Through the connections that are made, the human brain is able to map out how numerous items can belong to the same category or how an individual object compares to others that are similar to it.
This is accomplished through a salient combination of cues, focusing attention on a specific subject through top-down expectations that are formed from previous learning processes. Supervision isn’t required for this learning process as it relies on comparison fields, recognition fields, a threshold of recognition, and a reset module.
As data is gathered, it goes through the mechanisms and learning processes to retain the information as it was perceived.
Training Through Adaptive Resonance Theory
There are two methods of adaptive resonance theory training when focused on the neural networks. They are categorized as being slow or being fast. When the slow learning method is being used with this theory, then the amount of time the information is being presented to the individual will be a reflection of how much information is retained. This time is combined with the training of the individual’s brain to retain information and that creates accuracy in its recall.
In the fast learning method, equations are used to determine what needs to be learned. Those equations are then used to reflect larger information values that can be disseminated from the information that was retained.
Let’s say an individual is learning how to use a dishwasher for the first time.
In the slow learning method, the individual would need to watch someone load the dishwasher with dirty dishes because they had no experience with it before. They would learn where to place dishes based on how someone teaches them to place it. Then they would need to be shown where the detergent would need to go, how to close the dishwasher door, and the final wash setting that is appropriate for that load.

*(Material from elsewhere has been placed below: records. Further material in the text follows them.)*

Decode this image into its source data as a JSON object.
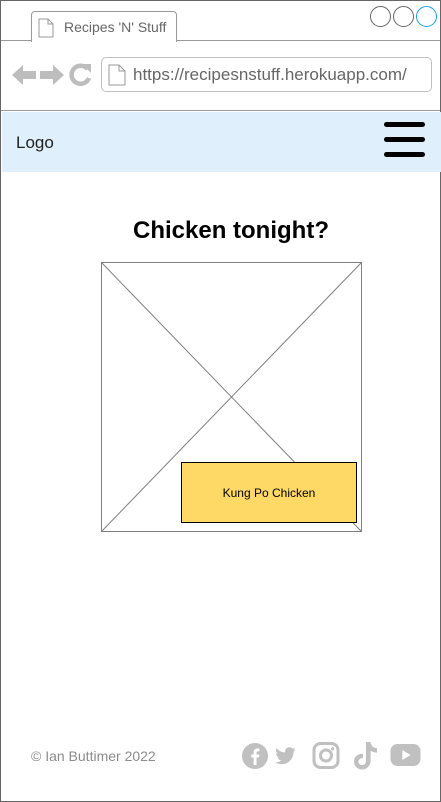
{
  "browser": {
    "tab_title": "Recipes 'N' Stuff",
    "url": "https://recipesnstuff.herokuapp.com/"
  },
  "header": {
    "logo_text": "Logo"
  },
  "main": {
    "title": "Chicken tonight?",
    "recipe_card_label": "Kung Po Chicken"
  },
  "footer": {
    "copyright": "© Ian Buttimer 2022",
    "social_icons": [
      "facebook-icon",
      "twitter-icon",
      "instagram-icon",
      "tiktok-icon",
      "youtube-icon"
    ]
  },
  "colors": {
    "header_bg": "#dff0fc",
    "card_bg": "#ffd966",
    "muted": "#8c8c8c",
    "icon_grey": "#c0c0c0"
  }
}
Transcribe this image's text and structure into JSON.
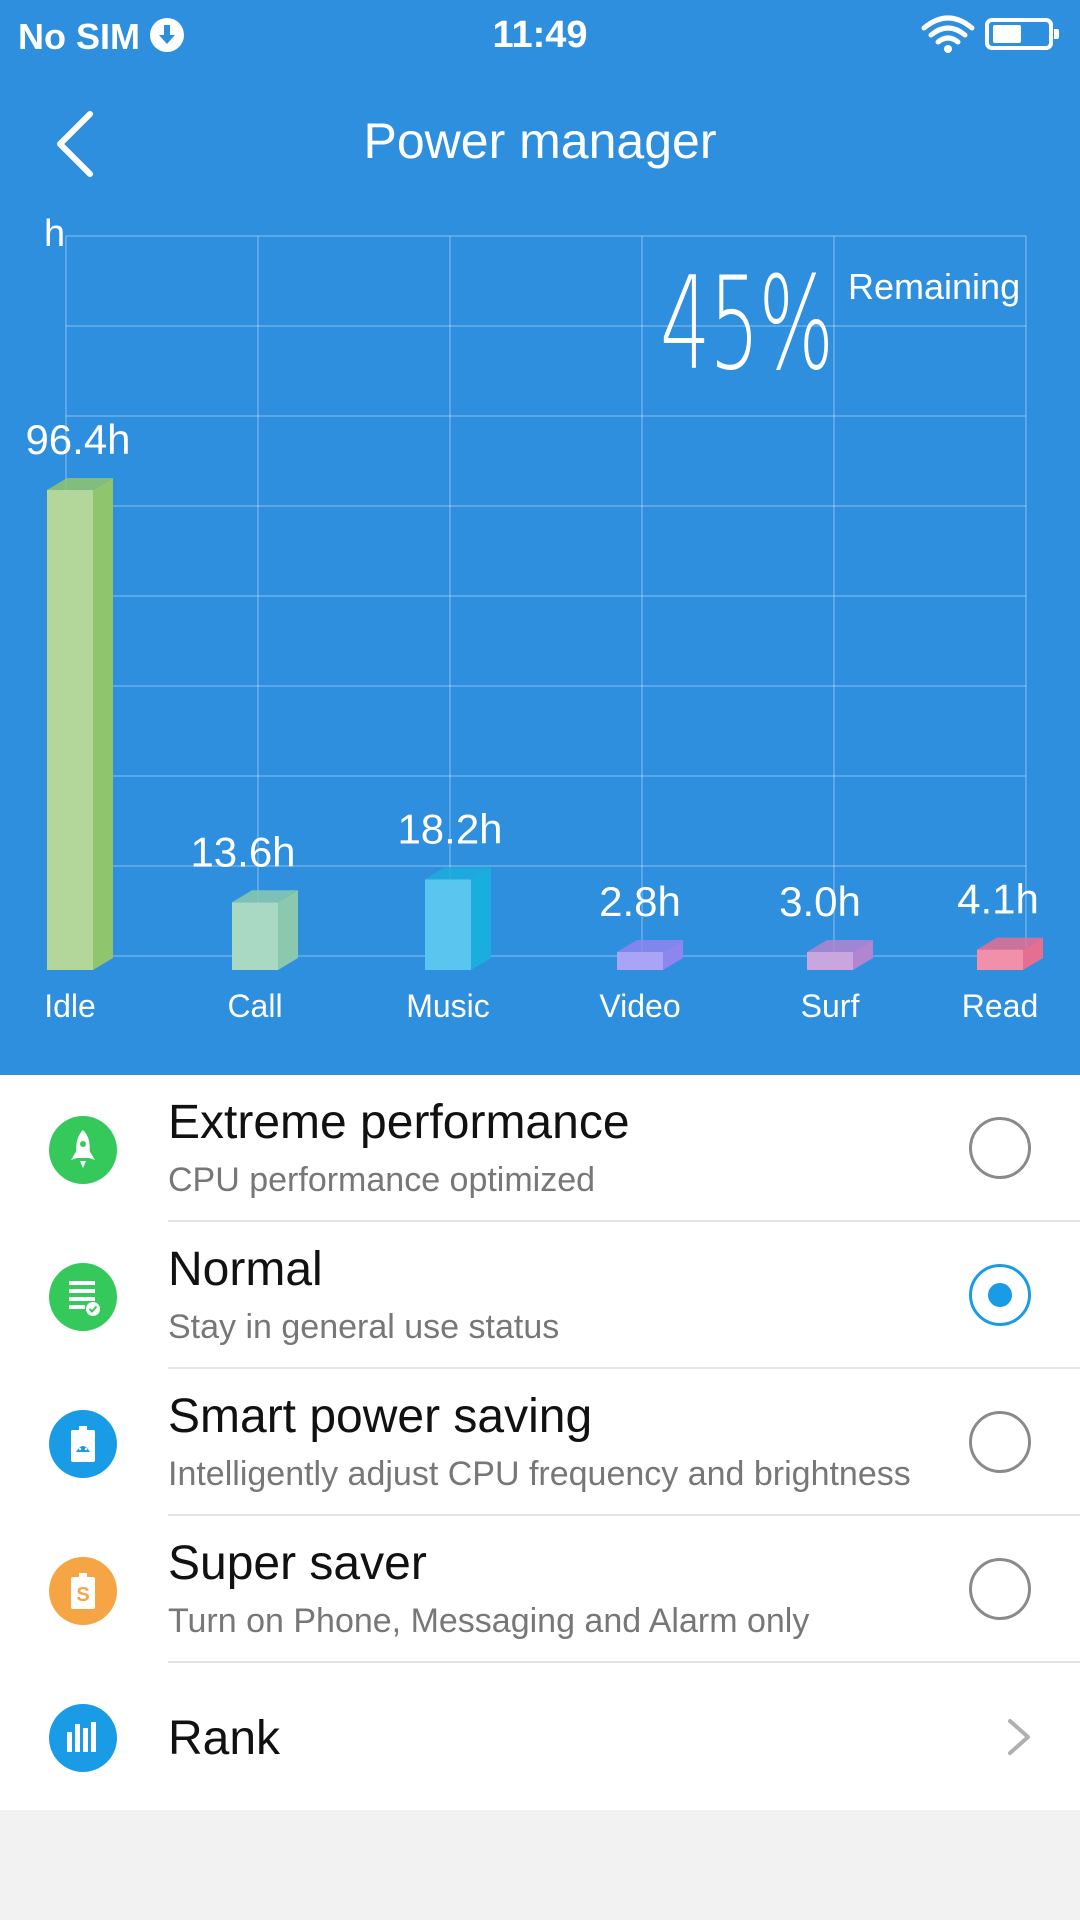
{
  "status_bar": {
    "carrier": "No SIM",
    "time": "11:49",
    "download_icon": "download-icon",
    "wifi_icon": "wifi-icon",
    "battery_icon": "battery-icon"
  },
  "header": {
    "title": "Power manager",
    "back_icon": "chevron-left-icon",
    "background_color": "#2f8fdf"
  },
  "battery": {
    "percent_text": "45%",
    "remaining_label": "Remaining"
  },
  "chart_data": {
    "type": "bar",
    "ylabel": "h",
    "categories": [
      "Idle",
      "Call",
      "Music",
      "Video",
      "Surf",
      "Read"
    ],
    "values": [
      96.4,
      13.6,
      18.2,
      2.8,
      3.0,
      4.1
    ],
    "value_labels": [
      "96.4h",
      "13.6h",
      "18.2h",
      "2.8h",
      "3.0h",
      "4.1h"
    ],
    "colors": [
      "#b3d79a",
      "#a9d9c3",
      "#5ac6ef",
      "#aaa4f7",
      "#c9a6e0",
      "#f28fab"
    ],
    "side_colors": [
      "#8fc56d",
      "#8bc9ae",
      "#1aaede",
      "#8d86ee",
      "#b185d0",
      "#e66e91"
    ],
    "grid": true,
    "ylim": [
      0,
      140
    ]
  },
  "modes": [
    {
      "title": "Extreme performance",
      "subtitle": "CPU performance optimized",
      "icon": "rocket-icon",
      "icon_color": "#35c85a",
      "selected": false
    },
    {
      "title": "Normal",
      "subtitle": "Stay in general use status",
      "icon": "document-check-icon",
      "icon_color": "#35c85a",
      "selected": true
    },
    {
      "title": "Smart power saving",
      "subtitle": "Intelligently adjust CPU frequency and brightness",
      "icon": "android-battery-icon",
      "icon_color": "#1a9be6",
      "selected": false
    },
    {
      "title": "Super saver",
      "subtitle": "Turn on Phone, Messaging and Alarm only",
      "icon": "battery-dollar-icon",
      "icon_color": "#f5a544",
      "selected": false
    }
  ],
  "rank": {
    "title": "Rank",
    "icon": "bar-chart-icon",
    "icon_color": "#1a9be6",
    "chevron_icon": "chevron-right-icon"
  }
}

In the fast learning method, an individual would use their past experiences to create equations that would help them figure out how to use the dishwasher. They might recognize that the two dishwasher trays look similar to dish drying racks, so it would be logical to place dirty dishes into it. They would recognize the need for soap from hand-washing dishes in the past, so would look for a detergent receptacle. Then, because they’ve used appliances in the past, they would infer that there was an on switch or knob to find, locate it, and use to engage the unit.
Slow learning is a better option for learning in continuous time environments for skill retention. Information that is learned over time with direct data makes it easier to recall that data when it needs to be used in the future.
Fast learning is efficient for when a variety of tasks needs to be completed quickly. It helps individuals get the job done while gaining experience, but makes it difficult to recall specific task aspects if asked.
For example: in the slow method, a person learning how to use the dishwasher could potentially recall the type of detergent used, the wash setting that was appropriate, and how long a complete washing cycle would take. In the fast method, only the basics of loading the dishwasher have the potential to be retained.
How Data Is Gathered in ART
Data is gathered through an environmental awareness of all 5 senses. Many ART descriptions use the process of how the human eye gathers information from a visual input and transmits it from the retina to the visual cortex, but sounds, smells, touch, and taste all transmit data to the brain as well.
Once that data is collected and transmitted, patterns and engrams are produced that recall the input. The brain can then compare the expectation of future events to the input pattern being received at that moment.
Using the dishwasher example, the individual might grab regular dish soap to put into the dishwasher after learning how to put detergent into the appliance. The brain compares the previous input to the current one, recognizes the discrepancy, and then understands that the dish soap is the wrong item to grab.
By understanding how we learn new information and retain it, we can gain new insights into how the brain works and maximize our learning potential. That is what is significant about the adaptive resonance theory.